Other jobs this weekend included lifting the last of my beetroot. We’ve had great success with our three varieties this year, Boltardy, Golden Globe and Chioggia. From roasting to pickling to Agent Soph’s delicious home-made borscht, beetroot in our household is a must, so I decided this remaining crop would spend their final days swimming in pickle until a cold meat buffet calls upon their services.
Finally, and I know I keep going on about it, but my Christmas Day goal this year is to have all the veg on the big day grown from our allotment. So imagine my excitement when I got to the plot this weekend to find tiny purple-headed ‘Rudolph’ broccoli blowing in the breeze, proudly displaying their vibrant colour!
‘Soph?.. Soph!.. Soopphh?’.. Silence. It would appear Soph’s out, which means, the kitchen’s mine! MUHAHAHA!
Unfortunately, Agent Soph had to work at the weekend, so I took the opportunity to down the garden tools and pick up the kitchen utensils. With my four varieties of beetroot, Boltardy, Pablo, Golden Globe and Chioggia, bursting out of their beds I thought I’d lift some of the Chioggia variety and see how they taste pickled.
Although Soph rules the kitchen with an iron spatula, conjuring up majestic meals to bathe your tastebuds in an unrestrained orgy of taste and satisfaction (brownie points for me, I think), when it comes to pickling, that’s where I come in. In the last few years I’ve tinkered, sprinkled and constantly refined my recipe in order to obtain the ultimate pickling liquor. But it wasn’t until last year that my dabbling into the vinegar dark arts finally paid off. With the liquor cracked and the recipe safely locked away in the Agents of Field vault (not even Soph knows my secret), this year, it’s all about finding the perfect beetroot.

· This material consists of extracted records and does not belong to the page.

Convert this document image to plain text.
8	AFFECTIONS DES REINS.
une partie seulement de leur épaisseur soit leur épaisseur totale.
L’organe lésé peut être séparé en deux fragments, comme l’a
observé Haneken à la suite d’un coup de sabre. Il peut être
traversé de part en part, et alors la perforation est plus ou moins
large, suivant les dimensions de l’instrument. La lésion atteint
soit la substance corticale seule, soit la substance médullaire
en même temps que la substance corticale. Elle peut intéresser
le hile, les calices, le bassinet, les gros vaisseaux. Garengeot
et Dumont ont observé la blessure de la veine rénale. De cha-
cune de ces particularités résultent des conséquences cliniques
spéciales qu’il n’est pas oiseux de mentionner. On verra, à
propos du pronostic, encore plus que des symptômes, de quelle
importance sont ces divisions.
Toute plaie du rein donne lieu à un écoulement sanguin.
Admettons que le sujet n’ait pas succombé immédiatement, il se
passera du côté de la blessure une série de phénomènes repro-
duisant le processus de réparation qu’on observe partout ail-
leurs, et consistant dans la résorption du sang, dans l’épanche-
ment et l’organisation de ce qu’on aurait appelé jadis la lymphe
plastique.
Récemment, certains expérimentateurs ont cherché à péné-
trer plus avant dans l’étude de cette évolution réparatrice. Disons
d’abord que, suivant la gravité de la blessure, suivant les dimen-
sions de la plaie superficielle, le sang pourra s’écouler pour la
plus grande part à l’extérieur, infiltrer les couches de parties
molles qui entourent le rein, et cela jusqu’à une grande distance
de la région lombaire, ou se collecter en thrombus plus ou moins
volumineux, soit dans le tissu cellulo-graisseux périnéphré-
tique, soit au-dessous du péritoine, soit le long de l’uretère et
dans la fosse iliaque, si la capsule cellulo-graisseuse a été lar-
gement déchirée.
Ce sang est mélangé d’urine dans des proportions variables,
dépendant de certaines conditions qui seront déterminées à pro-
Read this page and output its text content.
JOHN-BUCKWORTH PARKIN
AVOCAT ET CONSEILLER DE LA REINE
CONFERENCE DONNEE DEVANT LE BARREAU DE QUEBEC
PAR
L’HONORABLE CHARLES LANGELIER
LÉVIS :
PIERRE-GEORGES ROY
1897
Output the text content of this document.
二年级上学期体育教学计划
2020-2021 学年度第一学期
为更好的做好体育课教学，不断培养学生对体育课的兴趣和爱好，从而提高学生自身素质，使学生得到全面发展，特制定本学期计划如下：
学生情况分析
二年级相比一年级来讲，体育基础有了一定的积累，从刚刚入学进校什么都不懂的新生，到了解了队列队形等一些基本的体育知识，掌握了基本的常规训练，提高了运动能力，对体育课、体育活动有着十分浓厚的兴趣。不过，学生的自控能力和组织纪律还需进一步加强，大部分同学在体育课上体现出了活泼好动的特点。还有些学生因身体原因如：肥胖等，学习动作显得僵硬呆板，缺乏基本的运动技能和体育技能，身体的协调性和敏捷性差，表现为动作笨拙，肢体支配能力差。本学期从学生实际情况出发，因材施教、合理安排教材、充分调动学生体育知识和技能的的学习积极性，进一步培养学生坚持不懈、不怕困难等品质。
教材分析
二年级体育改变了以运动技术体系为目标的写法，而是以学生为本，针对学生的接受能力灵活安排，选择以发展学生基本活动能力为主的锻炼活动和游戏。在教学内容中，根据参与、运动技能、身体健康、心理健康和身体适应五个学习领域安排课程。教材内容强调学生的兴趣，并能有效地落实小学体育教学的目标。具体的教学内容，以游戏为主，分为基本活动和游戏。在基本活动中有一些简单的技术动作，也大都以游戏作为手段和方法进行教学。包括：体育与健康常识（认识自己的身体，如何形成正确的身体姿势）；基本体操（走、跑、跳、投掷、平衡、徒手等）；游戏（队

I’ve always used the faithful and tasty Boltardy, but now with a larger allotment I’m trying different varieties of crops and breaking away from the usual suspects. So first up, the Chioggia Beetroot. Unlike the brooding Boltardy, this camp little fella is about colour. With orange-pink skins and a red and white ringed interior, this root wants to be seen. So how could he not look good in a pickling jar?
A couple of hours in the kitchen and my first batch of the year were cooling in their sterilised jars. Although the ring effect may have gone, I still think they look pretty good. How they’ll taste, only time will tell. Now to tidy the kitchen before Soph gets home. ‘Shhh! You haven’t seen me, right?’